EagleTribune.com, North Andover, MA


September 1, 2013

Editorial: Romero’s career demonstrates the value of professional leadership

In his last appearance before the City Council prior to his retirement, Lawrence Police Chief John Romero was humble as he accepted the appreciation of the city’s leaders.

Romero came to Lawrence as police chief nearly 15 years ago following two decades in the New York City Police Department. Tuesday, his tenure in Lawrence comes to an end.

“While I love New York City, nothing matches my 15 years in Lawrence,” Romero told the councilors. “I hope I left the city and the department better than I found it.”

There’s no question that he did. Romero’s time leading the Police Department is proof that competent, professional management is possible in Lawrence, a city that too many have written off as hopeless.

During Romero’s time in New York, he rose from transit police trainee to precinct commander in one of the city’s toughest neighborhoods. Romero took the lessons he learned there — the importance of reaching out to the community, the positive effect of controlling petty “quality of life” crime — and brought them to Lawrence.

The first thing Romero did was get the department itself under control. At the time, the police department was rife with factionalism and its ranks clogged with those taking advantage of a lenient disability and sick leave system.

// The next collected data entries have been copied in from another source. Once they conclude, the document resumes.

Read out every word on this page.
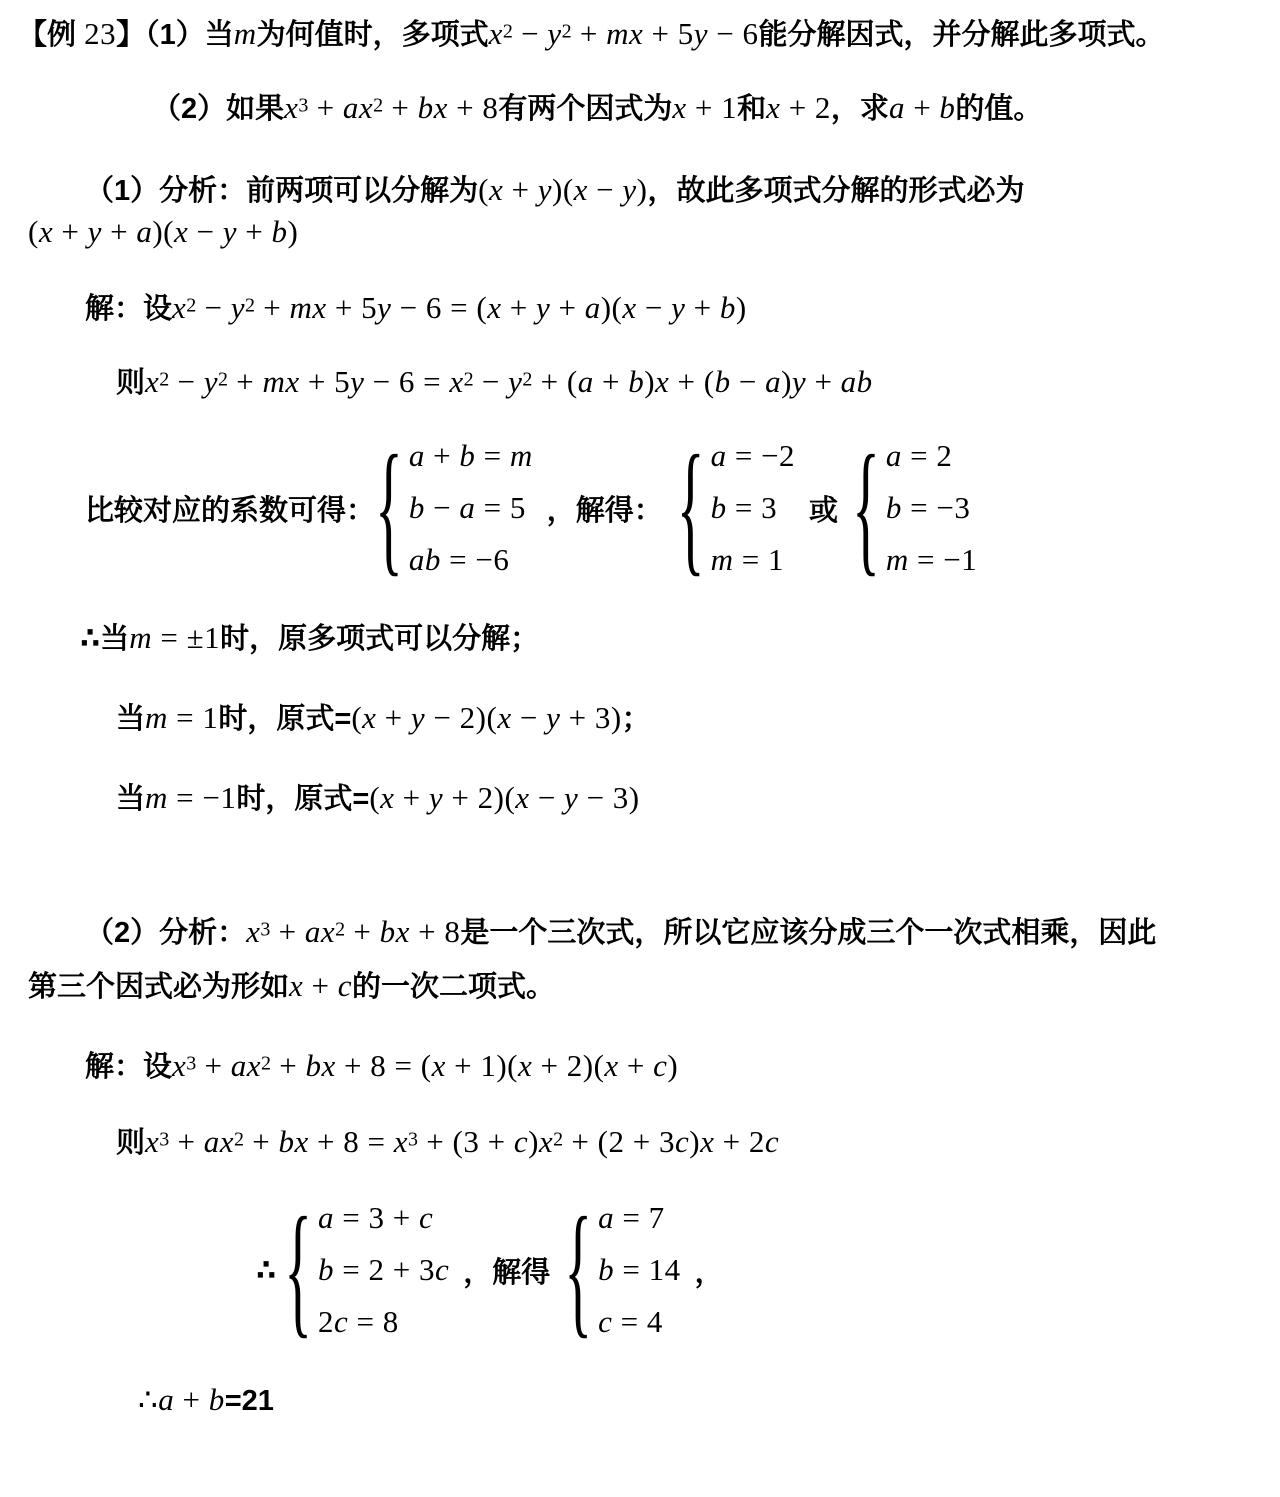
【例 23】（1）当m为何值时，多项式$x^2 - y^2$ + mx + 5y − 6能分解因式，并分解此多项式。
（2）如果$x^3 + ax^2$ + bx + 8有两个因式为x + 1和x + 2，求a + b的值。
（1）分析：前两项可以分解为(x + y)(x − y)，故此多项式分解的形式必为
(x + y + a)(x − y + b)
解：设$x^2 - y^2$ + mx + 5y − 6 = (x + y + a)(x − y + b)
则$x^2 - y^2$ + mx + $5y - 6 = x^2 - y^2 + (a + b)x + (b - a)y$ + ab
比较对应的系数可得： { a
+
b
=
m
b
−
a
=
5
a b
=
− 6
，解得： { a
=
− 2
b
=
3
m
=
1
或 { a
=
2
b
=
− 3
m
=
− 1
∴当m = ±1时，原多项式可以分解；
当m = 1时，原式=(x + y − 2)(x − y + 3)；
当m = −1时，原式=(x + y + 2)(x − y − 3)
（2）分析：$x^3 + ax^2$ + bx + 8是一个三次式，所以它应该分成三个一次式相乘，因此
第三个因式必为形如x + c的一次二项式。
解：设$x^3 + ax^2$ + bx + 8 = (x + 1)(x + 2)(x + c)
则$x^3 + ax^2$ + bx + $8 = x^3 + (3 + c)x^2 + (2 + 3c)x + 2c$
∴ { a
=
3
+
c
b
=
2
+
3 c
2 c
=
8
，解得 { a
=
7
b
=
1 4
c
=
4
，
∴a + b=21
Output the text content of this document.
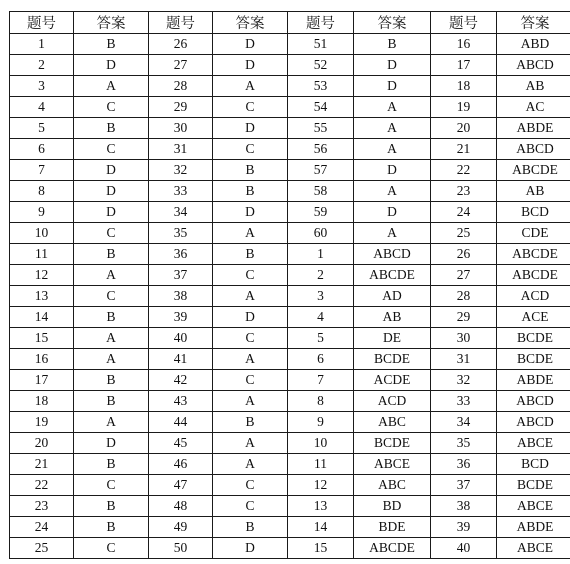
题号	答案	题号	答案	题号	答案	题号	答案
1	B	26	D	51	B	16	ABD
2	D	27	D	52	D	17	ABCD
3	A	28	A	53	D	18	AB
4	C	29	C	54	A	19	AC
5	B	30	D	55	A	20	ABDE
6	C	31	C	56	A	21	ABCD
7	D	32	B	57	D	22	ABCDE
8	D	33	B	58	A	23	AB
9	D	34	D	59	D	24	BCD
10	C	35	A	60	A	25	CDE
11	B	36	B	1	ABCD	26	ABCDE
12	A	37	C	2	ABCDE	27	ABCDE
13	C	38	A	3	AD	28	ACD
14	B	39	D	4	AB	29	ACE
15	A	40	C	5	DE	30	BCDE
16	A	41	A	6	BCDE	31	BCDE
17	B	42	C	7	ACDE	32	ABDE
18	B	43	A	8	ACD	33	ABCD
19	A	44	B	9	ABC	34	ABCD
20	D	45	A	10	BCDE	35	ABCE
21	B	46	A	11	ABCE	36	BCD
22	C	47	C	12	ABC	37	BCDE
23	B	48	C	13	BD	38	ABCE
24	B	49	B	14	BDE	39	ABDE
25	C	50	D	15	ABCDE	40	ABCE
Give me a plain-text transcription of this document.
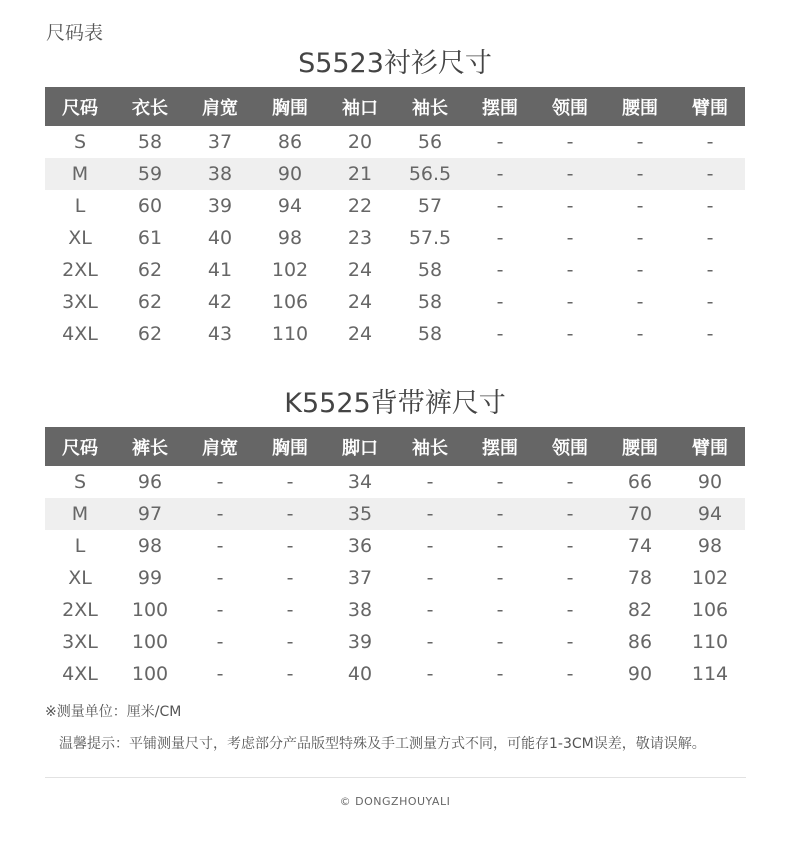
尺码表
S5523衬衫尺寸
尺码	衣长	肩宽	胸围	袖口	袖长	摆围	领围	腰围	臂围
S	58	37	86	20	56	-	-	-	-
M	59	38	90	21	56.5	-	-	-	-
L	60	39	94	22	57	-	-	-	-
XL	61	40	98	23	57.5	-	-	-	-
2XL	62	41	102	24	58	-	-	-	-
3XL	62	42	106	24	58	-	-	-	-
4XL	62	43	110	24	58	-	-	-	-
K5525背带裤尺寸
尺码	裤长	肩宽	胸围	脚口	袖长	摆围	领围	腰围	臂围
S	96	-	-	34	-	-	-	66	90
M	97	-	-	35	-	-	-	70	94
L	98	-	-	36	-	-	-	74	98
XL	99	-	-	37	-	-	-	78	102
2XL	100	-	-	38	-	-	-	82	106
3XL	100	-	-	39	-	-	-	86	110
4XL	100	-	-	40	-	-	-	90	114
※测量单位：厘米/CM
温馨提示：平铺测量尺寸，考虑部分产品版型特殊及手工测量方式不同，可能存1-3CM误差，敬请误解。
© DONGZHOUYALI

Romero established new standards of performance and conduct for his officers and began to weed out those unwilling or unable to return to work, which allowed him to put more officers on the streets.

It was no easy task but it left him with a core of professional and competent police officers ready to spend more time fighting crime than fighting among themselves.

Romero used computerized crime statistics to give the department leads on when and where certain crimes were likely to occur — and crime rates began to fall. In New York, Romero had worked with the anti-graffiti unit of the Transit Police, which fought the plague of paint scrawls on the city’s subway cars. Romero learned that these supposedly “victimless” quality-of-life crimes had consequences, lowering the morale of neighborhoods and producing the sense that the bad guys were in control.